What the heck is "Gluten" that so many people, including myself, would spend so much extra time and money trying to get free of it? If I can only break free, I'll be "free at last, thank God almighty, free at last." Gluten is like a tax cut, you think it looks good until you find out that not everyone will actually benefit from its ingestion. Hiding there amongst that sweet Carrot Cake with the orangy, sugary jewels of carrot on top, lies the inevitable fine print that may eventually zap you.

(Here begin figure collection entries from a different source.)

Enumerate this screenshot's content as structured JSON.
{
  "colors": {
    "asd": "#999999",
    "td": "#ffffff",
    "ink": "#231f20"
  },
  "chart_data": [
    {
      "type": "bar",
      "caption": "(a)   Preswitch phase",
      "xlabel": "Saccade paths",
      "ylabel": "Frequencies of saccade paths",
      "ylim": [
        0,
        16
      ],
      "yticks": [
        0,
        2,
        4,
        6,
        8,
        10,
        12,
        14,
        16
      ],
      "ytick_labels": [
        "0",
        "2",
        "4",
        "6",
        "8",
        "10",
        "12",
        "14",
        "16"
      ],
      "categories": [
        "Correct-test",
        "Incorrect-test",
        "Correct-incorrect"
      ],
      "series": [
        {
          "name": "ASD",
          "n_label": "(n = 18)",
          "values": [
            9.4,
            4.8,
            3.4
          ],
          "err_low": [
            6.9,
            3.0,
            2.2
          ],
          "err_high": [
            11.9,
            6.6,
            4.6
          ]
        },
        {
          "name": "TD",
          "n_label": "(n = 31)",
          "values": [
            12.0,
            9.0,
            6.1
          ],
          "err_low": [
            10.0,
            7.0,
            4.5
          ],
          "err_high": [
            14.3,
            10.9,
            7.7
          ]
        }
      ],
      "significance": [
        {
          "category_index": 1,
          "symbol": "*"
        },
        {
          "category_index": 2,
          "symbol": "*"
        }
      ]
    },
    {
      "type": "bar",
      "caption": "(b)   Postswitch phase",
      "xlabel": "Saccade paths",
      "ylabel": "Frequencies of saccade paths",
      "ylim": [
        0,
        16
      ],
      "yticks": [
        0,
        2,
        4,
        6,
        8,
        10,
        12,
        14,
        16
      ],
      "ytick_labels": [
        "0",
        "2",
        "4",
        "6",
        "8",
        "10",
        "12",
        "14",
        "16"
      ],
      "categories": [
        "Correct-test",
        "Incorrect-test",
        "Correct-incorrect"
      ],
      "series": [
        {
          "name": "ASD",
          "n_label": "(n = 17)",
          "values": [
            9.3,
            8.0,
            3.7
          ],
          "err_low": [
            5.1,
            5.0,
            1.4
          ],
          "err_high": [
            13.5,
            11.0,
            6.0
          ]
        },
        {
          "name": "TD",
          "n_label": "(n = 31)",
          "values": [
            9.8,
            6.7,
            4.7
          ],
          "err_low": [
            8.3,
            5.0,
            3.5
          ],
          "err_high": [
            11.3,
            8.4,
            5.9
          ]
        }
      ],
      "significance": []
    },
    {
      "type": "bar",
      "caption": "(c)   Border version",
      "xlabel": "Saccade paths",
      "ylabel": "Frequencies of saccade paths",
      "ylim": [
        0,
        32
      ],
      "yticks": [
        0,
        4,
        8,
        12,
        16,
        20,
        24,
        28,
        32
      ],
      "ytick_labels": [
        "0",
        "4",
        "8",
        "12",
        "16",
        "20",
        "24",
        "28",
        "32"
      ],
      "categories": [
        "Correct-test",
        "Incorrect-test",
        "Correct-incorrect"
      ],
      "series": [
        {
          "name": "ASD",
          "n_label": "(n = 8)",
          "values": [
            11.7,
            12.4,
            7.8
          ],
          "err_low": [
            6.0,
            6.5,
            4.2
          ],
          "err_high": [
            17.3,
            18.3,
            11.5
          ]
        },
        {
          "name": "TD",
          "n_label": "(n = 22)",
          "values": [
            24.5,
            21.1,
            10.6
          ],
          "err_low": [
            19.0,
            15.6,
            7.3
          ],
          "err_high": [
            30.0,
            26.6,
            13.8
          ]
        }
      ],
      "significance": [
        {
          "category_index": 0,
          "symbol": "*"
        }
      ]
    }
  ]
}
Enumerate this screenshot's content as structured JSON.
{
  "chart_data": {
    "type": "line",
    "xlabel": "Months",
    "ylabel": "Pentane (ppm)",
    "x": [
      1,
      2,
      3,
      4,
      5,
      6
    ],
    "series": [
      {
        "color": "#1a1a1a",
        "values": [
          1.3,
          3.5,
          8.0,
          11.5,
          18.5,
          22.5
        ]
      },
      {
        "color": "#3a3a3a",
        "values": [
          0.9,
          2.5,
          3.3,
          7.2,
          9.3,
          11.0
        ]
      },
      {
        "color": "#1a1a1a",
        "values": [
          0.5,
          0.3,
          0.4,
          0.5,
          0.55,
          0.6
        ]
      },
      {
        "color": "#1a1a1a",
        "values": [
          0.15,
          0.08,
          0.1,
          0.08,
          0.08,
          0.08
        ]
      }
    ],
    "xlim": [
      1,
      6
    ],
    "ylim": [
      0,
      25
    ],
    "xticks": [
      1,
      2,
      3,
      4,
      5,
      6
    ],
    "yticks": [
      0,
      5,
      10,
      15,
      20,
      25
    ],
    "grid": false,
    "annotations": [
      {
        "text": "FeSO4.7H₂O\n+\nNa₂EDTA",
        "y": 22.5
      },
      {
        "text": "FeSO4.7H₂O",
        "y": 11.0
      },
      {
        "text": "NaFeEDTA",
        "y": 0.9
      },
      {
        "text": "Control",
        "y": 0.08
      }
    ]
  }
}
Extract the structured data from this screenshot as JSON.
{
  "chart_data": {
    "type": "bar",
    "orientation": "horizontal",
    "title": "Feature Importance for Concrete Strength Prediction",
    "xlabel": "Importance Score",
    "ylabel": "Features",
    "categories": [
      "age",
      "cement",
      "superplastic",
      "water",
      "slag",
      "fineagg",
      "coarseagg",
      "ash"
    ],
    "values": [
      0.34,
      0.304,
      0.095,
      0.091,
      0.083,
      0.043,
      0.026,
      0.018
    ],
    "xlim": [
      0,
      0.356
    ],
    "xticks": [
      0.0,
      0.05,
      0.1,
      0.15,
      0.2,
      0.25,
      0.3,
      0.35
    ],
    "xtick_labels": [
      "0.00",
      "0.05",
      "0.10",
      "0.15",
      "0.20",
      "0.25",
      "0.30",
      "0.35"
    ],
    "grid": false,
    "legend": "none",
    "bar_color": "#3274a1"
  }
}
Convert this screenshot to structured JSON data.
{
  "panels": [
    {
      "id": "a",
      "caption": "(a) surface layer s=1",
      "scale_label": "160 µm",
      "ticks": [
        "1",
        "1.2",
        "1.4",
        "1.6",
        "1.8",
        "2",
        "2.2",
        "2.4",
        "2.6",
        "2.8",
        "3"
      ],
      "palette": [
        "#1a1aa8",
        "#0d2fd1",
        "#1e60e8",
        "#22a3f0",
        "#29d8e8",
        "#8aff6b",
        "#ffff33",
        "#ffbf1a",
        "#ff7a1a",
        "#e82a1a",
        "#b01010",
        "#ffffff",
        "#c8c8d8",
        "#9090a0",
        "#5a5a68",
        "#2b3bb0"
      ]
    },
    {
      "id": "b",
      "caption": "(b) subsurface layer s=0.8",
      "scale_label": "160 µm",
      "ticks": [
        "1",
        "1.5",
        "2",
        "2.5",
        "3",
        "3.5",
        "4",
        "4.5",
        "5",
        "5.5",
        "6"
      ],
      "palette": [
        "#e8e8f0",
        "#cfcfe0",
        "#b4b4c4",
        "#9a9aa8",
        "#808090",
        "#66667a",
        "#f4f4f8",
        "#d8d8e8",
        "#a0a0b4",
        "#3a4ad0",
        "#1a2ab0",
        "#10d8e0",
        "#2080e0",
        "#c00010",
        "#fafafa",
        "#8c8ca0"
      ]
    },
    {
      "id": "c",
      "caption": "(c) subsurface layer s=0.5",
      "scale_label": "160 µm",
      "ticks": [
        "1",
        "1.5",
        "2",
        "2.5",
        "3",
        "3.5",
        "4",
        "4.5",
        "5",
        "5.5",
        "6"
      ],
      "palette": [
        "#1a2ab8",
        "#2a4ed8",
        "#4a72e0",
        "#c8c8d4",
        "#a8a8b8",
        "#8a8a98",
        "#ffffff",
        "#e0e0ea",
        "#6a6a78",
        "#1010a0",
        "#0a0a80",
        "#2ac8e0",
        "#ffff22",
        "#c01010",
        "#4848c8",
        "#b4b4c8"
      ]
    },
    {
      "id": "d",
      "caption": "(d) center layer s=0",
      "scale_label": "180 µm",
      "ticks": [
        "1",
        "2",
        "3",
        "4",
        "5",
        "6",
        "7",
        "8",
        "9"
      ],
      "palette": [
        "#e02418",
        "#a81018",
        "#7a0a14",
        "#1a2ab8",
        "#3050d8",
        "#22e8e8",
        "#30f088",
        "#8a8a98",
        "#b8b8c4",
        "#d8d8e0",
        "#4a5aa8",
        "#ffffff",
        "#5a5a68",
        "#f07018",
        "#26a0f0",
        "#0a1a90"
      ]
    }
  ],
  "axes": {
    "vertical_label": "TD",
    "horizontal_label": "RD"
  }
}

I used to think "Gluten Free" was the 21st Century version of the hula-hoop and perhaps it is in some circles, except in this case the "G" word is something that may not be worth the price of admission; whereas in childhood, my yellow hula-hoop was a "gotta have" worth everyone of my parent's pennies. Yellow plastic tubing became a combination family tradition, as "adults" gave it a spin, and 4th grade status symbol. Welcome to the discretionary spending world of the rising 1958 middle class. But WAIT, Gluten Free elevates me as well by announcing that my once ordinary body is no longer common, but rather selectively picky about the fast food I consume. My GF rating appears as a "healthy" brand on my hind quarters, separating me from everything at the golden arches except the Southwest salad.
So, welcome to the GF aisle at your favorite super market. May we hula-hoop our way to the back of the tax cut line, loose a few pounds in the process, and live long enough to free ourselves of the next yummy toxin.